The conservative watchdog group filed suit against the State Department in federal court on Monday for emails and other records from Dennis Cheng, the national finance director for Clinton’s presidential campaign who served as deputy chief of protocol while she was at the State Department.

The Freedom of Information Act lawsuits also seeks records for Cheng’s boss, Capricia Marshall.

“We want to know what were their job duties, what were they doing, who were they communicating with,” Citizens United president David Bossie told The Daily Caller of the lawsuit, which seeks correspondence Cheng and Marshall had with anyone at the Clinton Foundation and Teneo Holdings, a consulting firm with close ties to the Clintons.

The suit also seeks Cheng’s emails with other Clinton aides, including former chief of staff Cheryl Mills, former deputy chief of staff Huma Abedin and Jake Sullivan, her top foreign policy adviser at the State Department.

Both Cheng and Marshall have worked for the Clintons for years in various capacities. Marshall served as an aide to both of the Clintons during their White House tenure. She served as a policy adviser to Bill Clinton after he left office and then joined Hillary Clinton’s 2006 Senate re-election bid.

Cheng worked on that campaign as well before serving as chief of New York fundraising on Clinton’s 2008 presidential campaign. Marshall worked on that failed effort, too.

Both joined the State Department in the summer of 2009, which Marshall serving as Cheng’s boss.

But Citizens United is focusing heavily on Cheng, largely due to his unique position at the epicenter of the Clintons’ financial affairs.

After leaving the State Department in 2011, Cheng joined the Clinton Foundation as its chief development officer. In that role, which The New York Times described as a “dry run” for Clinton’s 2016 presidential run, Cheng raised $248 million for the charity.

As Clinton’s top money man, Cheng has overseen an effort that has raked in nearly $160 million since the beginning of her campaign.

“He was a fundraiser, then he’s inside the State Department, then at the foundation, then a fundraiser,” Bossie said of Cheng’s career. “The question is, did his job ever change? Or was he always dealing with donors and donor maintenance.”

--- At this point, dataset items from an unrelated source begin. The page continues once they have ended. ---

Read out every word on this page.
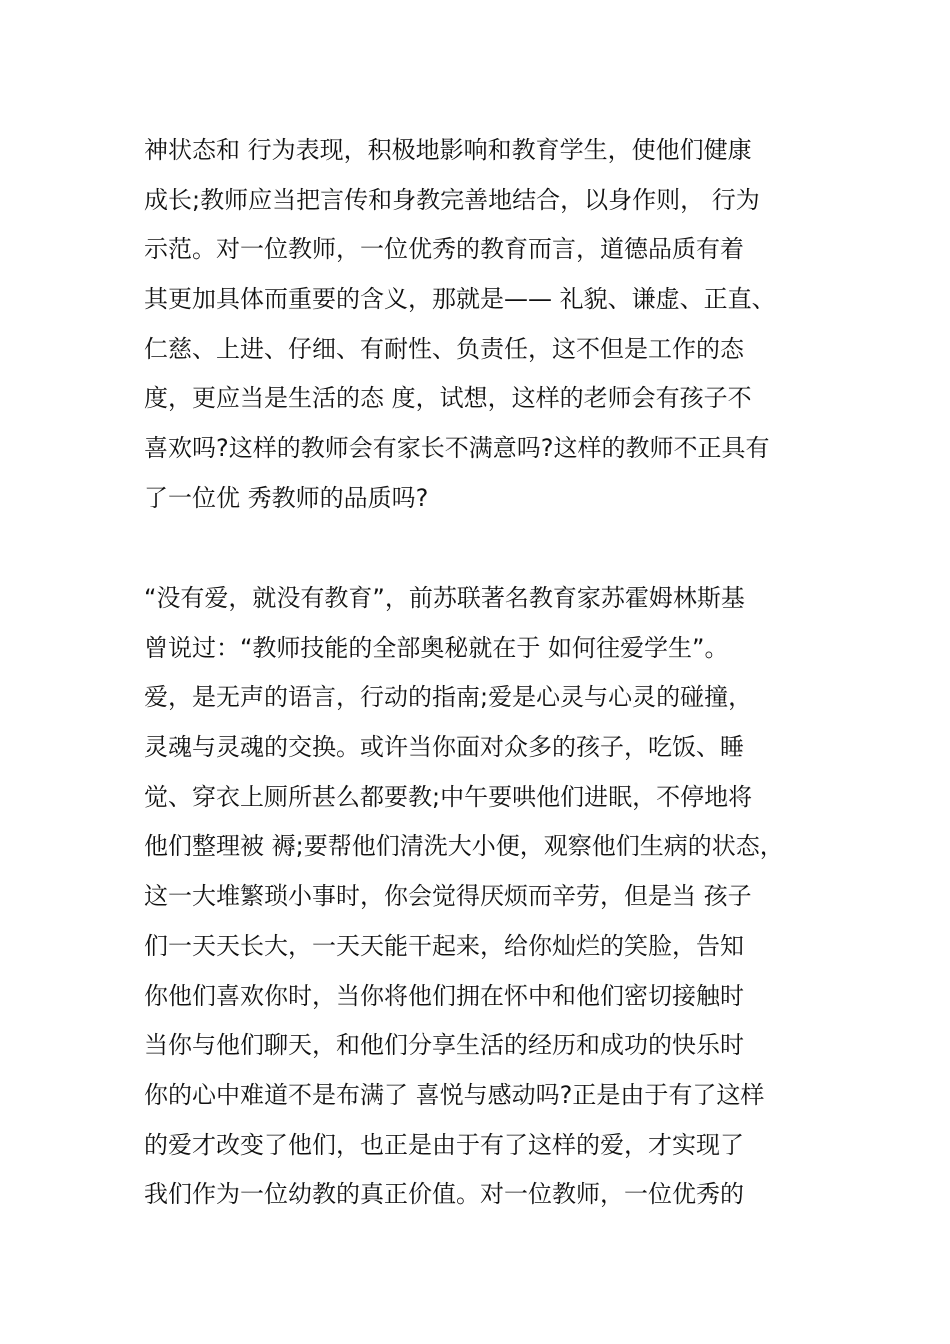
神状态和 行为表现，积极地影响和教育学生，使他们健康
成长;教师应当把言传和身教完善地结合，以身作则， 行为
示范。对一位教师，一位优秀的教育而言，道德品质有着
其更加具体而重要的含义，那就是—— 礼貌、谦虚、正直、
仁慈、上进、仔细、有耐性、负责任，这不但是工作的态
度，更应当是生活的态 度，试想，这样的老师会有孩子不
喜欢吗?这样的教师会有家长不满意吗?这样的教师不正具有
了一位优 秀教师的品质吗?
“没有爱，就没有教育”，前苏联著名教育家苏霍姆林斯基
曾说过：“教师技能的全部奥秘就在于 如何往爱学生”。
爱，是无声的语言，行动的指南;爱是心灵与心灵的碰撞，
灵魂与灵魂的交换。或许当你面对众多的孩子，吃饭、睡
觉、穿衣上厕所甚么都要教;中午要哄他们进眠，不停地将
他们整理被 褥;要帮他们清洗大小便，观察他们生病的状态，
这一大堆繁琐小事时，你会觉得厌烦而辛劳，但是当 孩子
们一天天长大，一天天能干起来，给你灿烂的笑脸，告知
你他们喜欢你时，当你将他们拥在怀中和他们密切接触时
当你与他们聊天，和他们分享生活的经历和成功的快乐时
你的心中难道不是布满了 喜悦与感动吗?正是由于有了这样
的爱才改变了他们，也正是由于有了这样的爱，才实现了
我们作为一位幼教的真正价值。对一位教师，一位优秀的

Bossie also asserts that “it’s no coincidence” that Cheng worked under Marshall at the State Department.

There are almost no emails sent to or from Cheng in the records Clinton gave to the State Department in Dec. 2014.

But he does make an appearance in State Department emails obtained last year by Judicial Watch, another conservative watchdog group. One Jan. 2013 exchange shows that Clinton aide Lona Valmora forwarded a copy of Clinton’s schedule to a group of non-government employees, including Cheng, who was then at the Clinton Foundation.

The email raises the obvious question of why Cheng and other non-governmental employees were made privy to Clinton’s State Department schedule.